A POSIX filesystem encodes assumptions: files are edited in place, directories are hierarchies, there's one timeline. Those assumptions don't match how agents actually operate — iterating, branching, exploring, backtracking.
A versioned store encodes different assumptions: every state is a snapshot, every mutation is a commit, branching is free, merging is possible. Git is old too — but the abstraction built on top of it enables capabilities that the filesystem model actively prevents.
The infrastructure you choose doesn't just serve your agents. It shapes what they can become. S3 Files means your agents can grep a bucket. Forkable state means your agents can try three approaches simultaneously, compare the results, and discard the losers — without anyone writing orchestration code. That's not a quality judgment. It's a physics difference.
#Where It Goes
The honest answer: both patterns will coexist for a long time. Most teams will reach for the retrofit first — it's faster, cheaper, lower risk. The new bets will grow underneath, adopted by teams building agent-native products where the old primitives genuinely don't fit.
But I'd watch the Cloudflare pattern. Not because Cloudflare specifically will win — that's a business question, not an architecture question — but because the type of thinking they represent tends to compound. Every new primitive that matches how agents work becomes a building block for the next. Versioned state enables session replay enables collaborative debugging enables multi-agent branching. Each layer makes the next possible.

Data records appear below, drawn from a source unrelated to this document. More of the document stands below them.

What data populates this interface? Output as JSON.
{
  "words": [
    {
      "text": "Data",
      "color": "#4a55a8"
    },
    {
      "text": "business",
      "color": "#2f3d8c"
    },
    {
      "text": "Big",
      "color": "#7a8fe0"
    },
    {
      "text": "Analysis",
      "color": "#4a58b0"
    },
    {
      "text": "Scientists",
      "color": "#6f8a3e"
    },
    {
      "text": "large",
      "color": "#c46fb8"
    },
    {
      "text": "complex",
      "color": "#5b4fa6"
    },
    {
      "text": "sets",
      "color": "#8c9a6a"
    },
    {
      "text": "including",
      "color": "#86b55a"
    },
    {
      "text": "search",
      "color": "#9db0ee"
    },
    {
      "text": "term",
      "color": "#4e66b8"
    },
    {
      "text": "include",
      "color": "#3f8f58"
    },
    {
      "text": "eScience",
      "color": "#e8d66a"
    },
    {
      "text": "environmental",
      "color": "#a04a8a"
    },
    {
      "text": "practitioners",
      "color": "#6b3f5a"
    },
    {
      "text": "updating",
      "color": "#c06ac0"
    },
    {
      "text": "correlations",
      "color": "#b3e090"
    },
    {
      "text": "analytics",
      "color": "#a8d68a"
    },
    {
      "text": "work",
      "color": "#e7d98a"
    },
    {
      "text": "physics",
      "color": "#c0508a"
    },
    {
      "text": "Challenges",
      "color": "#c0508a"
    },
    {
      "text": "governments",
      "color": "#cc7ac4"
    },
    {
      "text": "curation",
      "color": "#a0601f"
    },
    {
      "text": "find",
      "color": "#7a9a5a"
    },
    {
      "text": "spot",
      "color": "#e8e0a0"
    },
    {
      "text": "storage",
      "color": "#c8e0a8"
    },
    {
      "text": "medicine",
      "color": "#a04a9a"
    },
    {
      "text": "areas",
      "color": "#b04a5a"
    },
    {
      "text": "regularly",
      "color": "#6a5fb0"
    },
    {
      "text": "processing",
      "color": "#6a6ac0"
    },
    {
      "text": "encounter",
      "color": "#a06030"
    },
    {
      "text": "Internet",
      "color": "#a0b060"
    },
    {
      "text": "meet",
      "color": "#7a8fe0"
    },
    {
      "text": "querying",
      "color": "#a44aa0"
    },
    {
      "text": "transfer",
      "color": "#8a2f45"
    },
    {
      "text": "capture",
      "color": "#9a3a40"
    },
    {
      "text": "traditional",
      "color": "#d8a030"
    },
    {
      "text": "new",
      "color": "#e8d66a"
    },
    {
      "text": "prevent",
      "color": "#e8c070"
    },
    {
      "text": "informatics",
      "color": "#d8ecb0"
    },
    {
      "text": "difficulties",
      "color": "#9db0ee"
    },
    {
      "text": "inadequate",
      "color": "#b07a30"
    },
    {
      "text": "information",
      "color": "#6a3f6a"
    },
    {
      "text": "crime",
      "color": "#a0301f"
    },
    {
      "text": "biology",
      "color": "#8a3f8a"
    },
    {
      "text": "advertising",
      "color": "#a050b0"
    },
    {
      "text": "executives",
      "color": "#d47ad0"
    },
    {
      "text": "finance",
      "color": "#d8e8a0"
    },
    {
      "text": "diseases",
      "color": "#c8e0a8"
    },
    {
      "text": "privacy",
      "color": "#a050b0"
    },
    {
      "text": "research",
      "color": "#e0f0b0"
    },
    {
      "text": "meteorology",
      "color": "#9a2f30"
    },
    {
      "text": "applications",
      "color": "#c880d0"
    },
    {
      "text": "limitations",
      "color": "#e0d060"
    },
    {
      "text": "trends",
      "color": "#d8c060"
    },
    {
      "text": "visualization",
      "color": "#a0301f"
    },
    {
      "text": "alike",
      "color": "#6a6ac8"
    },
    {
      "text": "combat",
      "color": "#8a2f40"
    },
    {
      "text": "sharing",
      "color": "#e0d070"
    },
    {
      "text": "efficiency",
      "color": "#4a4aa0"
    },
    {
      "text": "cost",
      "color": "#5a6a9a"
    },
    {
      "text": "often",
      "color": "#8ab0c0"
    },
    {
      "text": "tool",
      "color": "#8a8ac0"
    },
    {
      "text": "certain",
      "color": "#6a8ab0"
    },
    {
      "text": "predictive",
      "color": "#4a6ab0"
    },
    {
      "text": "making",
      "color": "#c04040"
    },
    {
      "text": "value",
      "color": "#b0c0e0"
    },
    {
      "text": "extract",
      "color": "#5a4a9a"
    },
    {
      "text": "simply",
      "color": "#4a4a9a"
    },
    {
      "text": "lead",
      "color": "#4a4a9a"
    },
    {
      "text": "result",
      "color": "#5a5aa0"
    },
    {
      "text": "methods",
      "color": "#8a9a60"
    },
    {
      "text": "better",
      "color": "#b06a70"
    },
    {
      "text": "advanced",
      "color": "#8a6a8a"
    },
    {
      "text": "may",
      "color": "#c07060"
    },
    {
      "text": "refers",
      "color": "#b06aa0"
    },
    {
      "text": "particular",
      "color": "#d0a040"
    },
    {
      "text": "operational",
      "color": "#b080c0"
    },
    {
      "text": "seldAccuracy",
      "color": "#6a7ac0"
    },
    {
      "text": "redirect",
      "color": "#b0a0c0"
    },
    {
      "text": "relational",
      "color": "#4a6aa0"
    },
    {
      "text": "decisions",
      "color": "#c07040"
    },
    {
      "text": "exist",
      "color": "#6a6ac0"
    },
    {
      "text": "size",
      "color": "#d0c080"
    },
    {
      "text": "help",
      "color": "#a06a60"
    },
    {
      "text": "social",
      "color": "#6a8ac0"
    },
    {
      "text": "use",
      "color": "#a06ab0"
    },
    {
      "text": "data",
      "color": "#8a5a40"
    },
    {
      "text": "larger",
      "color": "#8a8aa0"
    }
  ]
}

The retrofits don't compound the same way. They remove friction, which is valuable, but they don't open new design space. S3 Files means your agents can grep a bucket. That's useful today and exactly as useful in five years. Artifacts means your agents can fork reality. Where that leads is harder to predict — and that's exactly the point.
The fork in the stack isn't about old technology versus new technology. Everything is built on something that came before. The question is whether you preserve the old shape or build a new one.
The bet you make — same building blocks, different architecture — shapes the world you build.